The GBP to NZD conversion looks poised for further gains having recently broken above a key trend-line.
Trading at 1.7464 at the time of writing, GBP/NZD has breached a major trend-line and is now looking decidedly bullish on price charts.
The rally since the election of Donald Trump is showing technical signs indicating a strong possibility of a longer-term reversal of the trend.
The pair broke above the trend-line at the end of last week and has since been pulling-back into support, the strong short-term uptrend looks dominant and likely to resume soon, however.
The MACD momentum indicator is backing up the bullish tenor of the charts by moving above the zero-line, indicating the possibility of more upside on the horizon.
The blue dots labeled P on the chart indicate Japanese candlestick formations.
Note how three occurred in quick succession above the strong green up bars, just before the trend-line break.
The three bullish Japanese candlestick patterns are a Bullish Engulfing, a Three Outside Up and a Three White Soldiers pattern.
When Japanese candlestick patterns occur within a few bars of each other they tend to reinforce each other’s signals, increasing the probability of a bullish follow-on.

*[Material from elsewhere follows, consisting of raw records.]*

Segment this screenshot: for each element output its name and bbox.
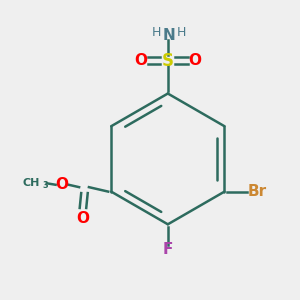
- Text: S: S: [162, 52, 174, 70]
- Text: O: O: [188, 53, 201, 68]
- Text: F: F: [163, 242, 173, 257]
- Text: N: N: [163, 28, 176, 43]
- Text: O: O: [76, 211, 89, 226]
- Text: Br: Br: [248, 184, 267, 199]
- Text: 3: 3: [42, 181, 48, 190]
- Text: H: H: [176, 26, 186, 38]
- Text: O: O: [55, 177, 68, 192]
- Text: H: H: [151, 26, 160, 39]
- Text: O: O: [135, 53, 148, 68]
- Text: CH: CH: [22, 178, 40, 188]
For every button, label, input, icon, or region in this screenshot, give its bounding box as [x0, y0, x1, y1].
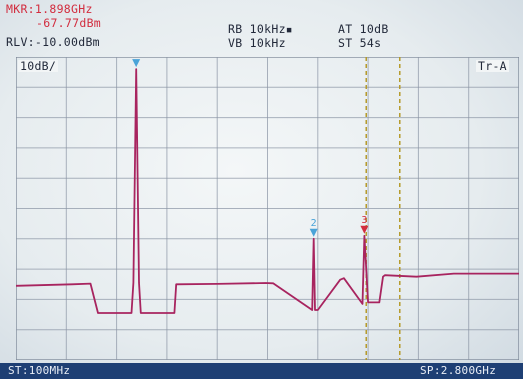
reference-level: RLV:-10.00dBm [6, 35, 100, 49]
resolution-bandwidth: RB 10kHz▪ [228, 22, 294, 36]
attenuation: AT 10dB [338, 22, 389, 36]
marker-1-label: 1 [133, 57, 139, 59]
marker-group: 1 2 3 [132, 57, 369, 237]
status-bar: ST:100MHz SP:2.800GHz [0, 363, 523, 379]
sweep-time: ST 54s [338, 36, 382, 50]
start-frequency: ST:100MHz [8, 364, 71, 377]
marker-2-triangle [309, 228, 318, 237]
marker-level: -67.77dBm [36, 16, 102, 30]
marker-1-triangle [132, 59, 141, 68]
marker-3-triangle [360, 225, 369, 234]
scale-label: 10dB/ [18, 59, 59, 73]
stop-frequency: SP:2.800GHz [420, 364, 497, 377]
trace-mode-label: Tr-A [476, 59, 509, 73]
trace-group [16, 68, 519, 314]
grid [16, 57, 519, 360]
spectrum-trace [16, 68, 519, 314]
marker-3-label: 3 [361, 215, 367, 226]
marker-frequency: MKR:1.898GHz [6, 2, 93, 16]
marker-2-label: 2 [311, 218, 317, 229]
spectrum-plot: 1 2 3 [16, 57, 519, 360]
cursor-lines [365, 57, 401, 360]
video-bandwidth: VB 10kHz [228, 36, 286, 50]
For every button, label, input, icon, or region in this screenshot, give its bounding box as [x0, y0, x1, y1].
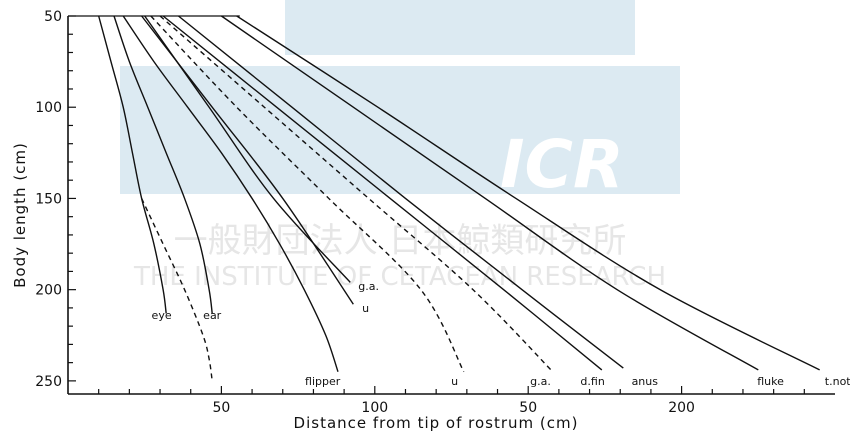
watermark-block-main [120, 66, 680, 194]
series-line-tnotch-solid [236, 15, 820, 371]
series-label-u: u [451, 375, 458, 388]
watermark-jp: 一般財団法人 日本鯨類研究所 [174, 221, 627, 261]
x-tick-label: 200 [668, 400, 695, 416]
y-tick-label: 100 [35, 100, 62, 116]
x-tick-label: 50 [519, 400, 537, 416]
axes: 50 100 150 200 250 50 100 50 200 [35, 9, 835, 416]
series-line-u-dashed [150, 15, 465, 373]
series-line-fluke-solid [221, 15, 759, 371]
watermark-block-top [285, 0, 635, 55]
icr-watermark: ICR 一般財団法人 日本鯨類研究所 THE INSTITUTE OF CETA… [120, 0, 680, 292]
series-label-flipper: flipper [305, 375, 341, 388]
y-axis-title: Body length (cm) [11, 142, 29, 288]
y-tick-label: 200 [35, 283, 62, 299]
y-tick-label: 50 [44, 9, 62, 25]
series-label-u: u [362, 302, 369, 315]
series-line-dfin-solid [162, 15, 603, 371]
series-line-eye-solid [98, 15, 167, 314]
watermark-en: THE INSTITUTE OF CETACEAN RESEARCH [133, 262, 666, 292]
series-label-eye: eye [152, 309, 172, 322]
series-label-ga: g.a. [530, 375, 551, 388]
y-tick-label: 250 [35, 374, 62, 390]
series-line-flipper-solid [122, 15, 339, 372]
x-tick-label: 100 [361, 400, 388, 416]
series-line-u-solid [141, 15, 354, 305]
watermark-brand: ICR [500, 126, 624, 203]
x-tick-label: 50 [212, 400, 230, 416]
curves [98, 15, 820, 381]
y-tick-label: 150 [35, 191, 62, 207]
curve-labels: eye ear flipper g.a. u u g.a. d.fin anus fluke t.n… [152, 280, 850, 388]
series-label-ear: ear [203, 309, 222, 322]
series-line-anus-solid [178, 15, 624, 369]
series-line-eye-dashed [140, 198, 213, 381]
series-line-ear-solid [113, 15, 213, 314]
series-label-anus: anus [632, 375, 659, 388]
series-label-fluke: fluke [757, 375, 784, 388]
series-label-dfin: d.fin [580, 375, 604, 388]
series-label-ga: g.a. [358, 280, 379, 293]
x-axis-title: Distance from tip of rostrum (cm) [294, 414, 579, 432]
series-label-tnotch: t.notch [825, 375, 850, 388]
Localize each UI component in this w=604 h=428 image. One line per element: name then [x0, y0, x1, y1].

This combined with the trend-line break, and the break of the 50-day Moving Average, suggests more upside for GBP/NZD.
The 1.7800 high caps gains at the R1 monthly pivot which is likely to act as a ceiling to further price gains.

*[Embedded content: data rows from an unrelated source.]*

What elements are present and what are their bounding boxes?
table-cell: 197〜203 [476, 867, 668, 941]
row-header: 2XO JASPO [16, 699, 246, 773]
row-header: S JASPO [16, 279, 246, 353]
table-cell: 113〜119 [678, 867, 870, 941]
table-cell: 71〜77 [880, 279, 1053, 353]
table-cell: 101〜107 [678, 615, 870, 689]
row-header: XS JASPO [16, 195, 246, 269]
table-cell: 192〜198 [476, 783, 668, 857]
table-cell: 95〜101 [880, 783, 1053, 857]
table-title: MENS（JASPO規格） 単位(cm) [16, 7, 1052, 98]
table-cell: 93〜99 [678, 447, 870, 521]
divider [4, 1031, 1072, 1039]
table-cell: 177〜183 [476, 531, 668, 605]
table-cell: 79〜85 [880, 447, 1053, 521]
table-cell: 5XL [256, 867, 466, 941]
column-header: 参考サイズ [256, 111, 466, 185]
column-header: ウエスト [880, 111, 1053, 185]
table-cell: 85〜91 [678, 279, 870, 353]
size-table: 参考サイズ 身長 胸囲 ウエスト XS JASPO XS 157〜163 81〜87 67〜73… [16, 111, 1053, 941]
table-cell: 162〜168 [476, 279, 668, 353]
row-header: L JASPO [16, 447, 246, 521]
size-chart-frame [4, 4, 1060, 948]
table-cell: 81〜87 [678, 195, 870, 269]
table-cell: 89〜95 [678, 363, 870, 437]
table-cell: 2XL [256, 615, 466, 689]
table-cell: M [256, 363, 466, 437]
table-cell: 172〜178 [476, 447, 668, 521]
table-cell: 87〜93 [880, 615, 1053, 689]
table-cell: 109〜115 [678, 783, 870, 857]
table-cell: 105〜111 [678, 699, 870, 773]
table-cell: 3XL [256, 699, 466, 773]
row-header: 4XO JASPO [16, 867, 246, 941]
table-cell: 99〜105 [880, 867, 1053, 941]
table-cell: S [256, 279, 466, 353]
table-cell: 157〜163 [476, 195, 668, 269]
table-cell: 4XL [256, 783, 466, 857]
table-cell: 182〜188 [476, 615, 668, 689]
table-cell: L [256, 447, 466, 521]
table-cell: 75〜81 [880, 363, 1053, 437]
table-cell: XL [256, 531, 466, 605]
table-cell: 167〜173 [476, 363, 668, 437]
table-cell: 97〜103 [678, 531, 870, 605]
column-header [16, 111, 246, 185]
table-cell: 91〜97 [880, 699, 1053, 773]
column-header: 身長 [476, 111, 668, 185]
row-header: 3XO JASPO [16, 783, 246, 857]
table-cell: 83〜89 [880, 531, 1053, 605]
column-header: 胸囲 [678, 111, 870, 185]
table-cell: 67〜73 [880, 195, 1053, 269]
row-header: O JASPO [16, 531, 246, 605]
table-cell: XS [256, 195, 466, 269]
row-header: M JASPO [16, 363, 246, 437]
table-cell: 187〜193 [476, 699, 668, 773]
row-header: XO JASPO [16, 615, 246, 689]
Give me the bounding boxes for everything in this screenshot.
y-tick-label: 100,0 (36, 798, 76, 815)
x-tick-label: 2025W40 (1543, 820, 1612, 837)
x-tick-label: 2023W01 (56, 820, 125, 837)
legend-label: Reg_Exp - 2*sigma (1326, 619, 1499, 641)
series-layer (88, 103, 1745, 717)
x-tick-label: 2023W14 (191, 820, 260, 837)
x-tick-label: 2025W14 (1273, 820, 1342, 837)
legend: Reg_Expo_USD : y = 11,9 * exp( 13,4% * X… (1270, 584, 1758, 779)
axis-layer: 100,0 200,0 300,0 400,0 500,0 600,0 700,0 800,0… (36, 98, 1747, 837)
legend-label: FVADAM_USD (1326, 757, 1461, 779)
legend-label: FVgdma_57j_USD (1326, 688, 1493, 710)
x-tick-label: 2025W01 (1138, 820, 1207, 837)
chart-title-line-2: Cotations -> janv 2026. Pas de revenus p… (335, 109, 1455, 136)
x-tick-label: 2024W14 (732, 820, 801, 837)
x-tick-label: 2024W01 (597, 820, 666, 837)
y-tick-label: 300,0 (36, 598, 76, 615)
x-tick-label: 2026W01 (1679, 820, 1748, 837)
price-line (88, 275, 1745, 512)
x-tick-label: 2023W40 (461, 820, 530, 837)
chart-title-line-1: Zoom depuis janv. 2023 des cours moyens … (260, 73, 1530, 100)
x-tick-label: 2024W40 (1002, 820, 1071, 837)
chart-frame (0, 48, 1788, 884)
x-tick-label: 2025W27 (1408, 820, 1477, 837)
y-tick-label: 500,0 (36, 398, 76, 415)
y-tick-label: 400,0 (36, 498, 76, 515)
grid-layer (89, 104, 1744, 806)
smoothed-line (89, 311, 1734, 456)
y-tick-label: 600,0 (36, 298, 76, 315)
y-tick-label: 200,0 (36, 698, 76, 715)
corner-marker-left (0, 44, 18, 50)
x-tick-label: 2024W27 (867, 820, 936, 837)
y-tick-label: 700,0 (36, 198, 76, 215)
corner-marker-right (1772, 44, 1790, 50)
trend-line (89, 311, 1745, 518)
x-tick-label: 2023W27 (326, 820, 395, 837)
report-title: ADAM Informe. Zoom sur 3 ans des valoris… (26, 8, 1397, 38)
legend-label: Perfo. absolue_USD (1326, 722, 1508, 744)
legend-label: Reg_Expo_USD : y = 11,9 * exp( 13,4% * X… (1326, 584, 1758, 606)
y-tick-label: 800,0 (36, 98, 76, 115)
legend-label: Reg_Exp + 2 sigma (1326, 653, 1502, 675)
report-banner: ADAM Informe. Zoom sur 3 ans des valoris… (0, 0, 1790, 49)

Monthly pivots are levels watched by traders where prices often pause or rebound.
Traders often use them as areas in which to fade the trend, placing orders which are counter to the dominant directional bias in expectation that the pivot will produce a rebound.
A clear break above 1.7855 would probably confirm a break above R1 and a continuation up to the next target at 1.7900.

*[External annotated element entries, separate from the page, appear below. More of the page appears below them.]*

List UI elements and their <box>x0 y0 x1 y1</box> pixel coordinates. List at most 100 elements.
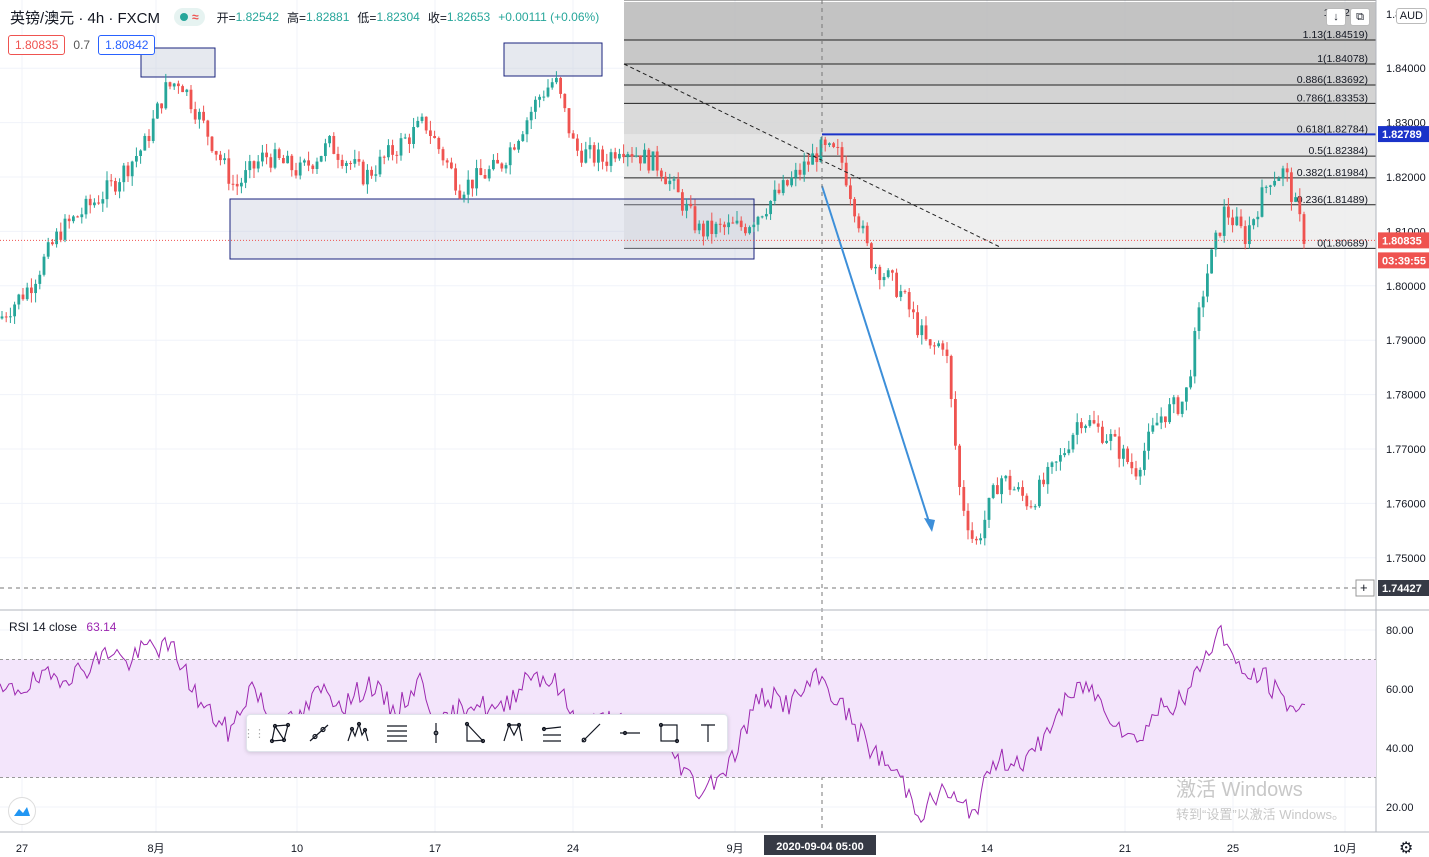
current-price-tag: 1.80835 <box>1382 235 1422 247</box>
candle-body <box>987 497 991 520</box>
candle-body <box>1189 376 1192 388</box>
candle-body <box>949 355 953 399</box>
candle-body <box>643 149 646 164</box>
cloud-logo-icon <box>14 807 30 816</box>
candle-body <box>718 223 722 225</box>
candle-body <box>823 139 827 145</box>
candle-body <box>660 170 663 177</box>
candle-body <box>765 214 768 217</box>
candle-body <box>319 156 323 162</box>
candle-body <box>1210 249 1213 274</box>
open-value: 1.82542 <box>235 10 280 24</box>
candles <box>0 71 1306 546</box>
candle-body <box>991 485 995 498</box>
settings-gear-icon[interactable]: ⚙ <box>1399 840 1414 857</box>
elliott-wave-tool-button[interactable] <box>339 714 378 752</box>
fib-retracement-tool-button[interactable] <box>377 714 416 752</box>
candle-body <box>9 316 12 318</box>
vertical-line-tool-button[interactable] <box>416 714 455 752</box>
plus-icon: + <box>1360 580 1368 595</box>
candle-body <box>1298 197 1302 215</box>
buy-button[interactable]: 1.80842 <box>98 35 156 55</box>
candle-body <box>1117 436 1121 459</box>
rsi-legend[interactable]: RSI 14 close 63.14 <box>9 620 116 634</box>
candle-body <box>391 145 394 155</box>
candle-body <box>105 180 109 200</box>
candle-body <box>777 189 781 194</box>
parallel-channel-tool-button[interactable] <box>533 714 572 752</box>
candle-body <box>324 143 327 157</box>
candle-body <box>559 77 562 94</box>
candle-body <box>214 151 218 155</box>
text-tool-button[interactable] <box>688 714 727 752</box>
candle-body <box>298 162 302 176</box>
candle-body <box>1092 420 1096 424</box>
market-status-pill[interactable]: ≈ <box>174 8 205 26</box>
candle-body <box>450 162 453 169</box>
ray-tool-button[interactable] <box>572 714 611 752</box>
candle-body <box>25 287 29 300</box>
candle-body <box>517 140 520 150</box>
candle-body <box>219 154 222 161</box>
pattern-tool-button[interactable] <box>261 714 300 752</box>
candle-body <box>1176 397 1180 414</box>
candle-body <box>1059 455 1062 462</box>
candle-body <box>235 183 239 187</box>
horizontal-line-tool-button[interactable] <box>610 714 649 752</box>
candle-body <box>588 145 592 150</box>
maximize-button[interactable]: ⧉ <box>1350 8 1370 26</box>
scroll-to-end-button[interactable]: ↓ <box>1326 8 1346 26</box>
currency-button[interactable]: AUD <box>1395 8 1427 24</box>
xabcd-tool-button[interactable] <box>494 714 533 752</box>
candle-body <box>1147 431 1150 451</box>
candle-body <box>639 155 642 164</box>
ray-tool-icon <box>581 723 601 743</box>
candle-body <box>1256 216 1260 220</box>
drag-handle-icon[interactable]: ⋮⋮ <box>243 727 265 740</box>
time-tick-label: 17 <box>429 843 441 855</box>
rectangle-tool-icon <box>658 722 679 744</box>
candle-body <box>1050 462 1054 467</box>
candle-body <box>1235 216 1239 226</box>
rectangle-tool-button[interactable] <box>649 714 688 752</box>
candle-body <box>269 157 273 168</box>
candle-body <box>555 77 558 83</box>
candle-body <box>143 135 147 151</box>
candle-body <box>475 168 478 189</box>
candle-body <box>84 198 88 215</box>
crosshair-time-tag: 2020-09-04 05:00 <box>776 841 863 853</box>
candle-body <box>374 174 378 176</box>
candle-body <box>1025 495 1029 507</box>
candle-body <box>466 179 470 195</box>
candle-body <box>899 291 903 297</box>
candle-body <box>294 170 298 176</box>
trend-line-tool-button[interactable] <box>300 714 339 752</box>
candle-body <box>387 145 390 158</box>
candle-body <box>122 165 126 183</box>
candle-body <box>601 149 604 162</box>
candle-body <box>1126 448 1129 462</box>
candle-body <box>937 343 940 347</box>
high-label: 高= <box>287 10 307 25</box>
candle-body <box>1285 168 1289 173</box>
sell-button[interactable]: 1.80835 <box>8 35 66 55</box>
candle-body <box>1075 422 1079 435</box>
candle-body <box>1038 479 1041 507</box>
candle-body <box>886 270 890 277</box>
candle-body <box>786 180 789 186</box>
tradingview-logo[interactable] <box>8 797 36 825</box>
fib-zone <box>624 84 1376 104</box>
fib-level-label: 0.5(1.82384) <box>1308 145 1368 157</box>
candle-body <box>794 169 798 178</box>
candle-body <box>0 316 4 319</box>
projection-arrow-line <box>821 185 931 526</box>
candle-body <box>618 153 621 159</box>
candle-body <box>1033 506 1037 508</box>
symbol-title[interactable]: 英镑/澳元 · 4h · FXCM <box>10 9 161 27</box>
candle-body <box>55 231 58 245</box>
candle-body <box>1264 186 1268 188</box>
candle-body <box>697 223 701 231</box>
triangle-tool-button[interactable] <box>455 714 494 752</box>
candle-body <box>802 161 806 175</box>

Expectations for a stronger GBP will be welcomed by those with impending GBP into NZD payments as they have seen their buying power steadily decline through 2016.
At present, a 1.7644 GBP/NZD offers a range of retail transfer rates lying between 1.7026 and 1.7485 depending on how competitive the provider is.
The New Zealand Dollar in 2017 - Downside Risks Grow
Turning to the longer-term, fundamental outlook for the New Zealand Dollar, we hear 2017 could be a struggle for what is considered by some to be the most overvalued currency in the world.
Analysts at Barclays have released their latest exchange rate forecasts for 2017 and they argue the outlook for the NZD under the potential anti-globalization, anti-establishment political shift in Developed Markets and steepening yield curves is mixed.
Analysts note there are positives in the form of beneficial terms of trade and New Zealand's immigration and building boom which are helping to stave off the effect of ‘Dutch disease’ as the economy continues to transition from resource dependency.
However, sources of depreciation remain.
Against a backdrop of still-significant overvaluation, missingflation is a growing problem and Barclays expect a resumption of slowing in Chinese growth with downside risks.
"The RBNZ continues to express its discontent with the high level of the NZD and its November Monetary Policy press conference did not rule out FX intervention or another rate cut. Amid these offsetting forces, we have flattened the path of NZDUSD depreciation," say Barclays.
Analysts at Barclays' fellow high-street lender Lloyds Bank have also this week updated clients with their expectations for the New Zealand Dollar in 2017.
"Despite the strong domestic outlook, the currency faces a number of downside risks," say Lloyds in a briefing to commercial clients.
It is believed that comments from RBNZ officials - highlighting their concerns around the strength of NZD and open mindedness on FX intervention - act as a warning to the market.
"Given the prevailing conditions, we expect a moderate decline in NZD/USD towards 0.70by end-2016," say Lloyds.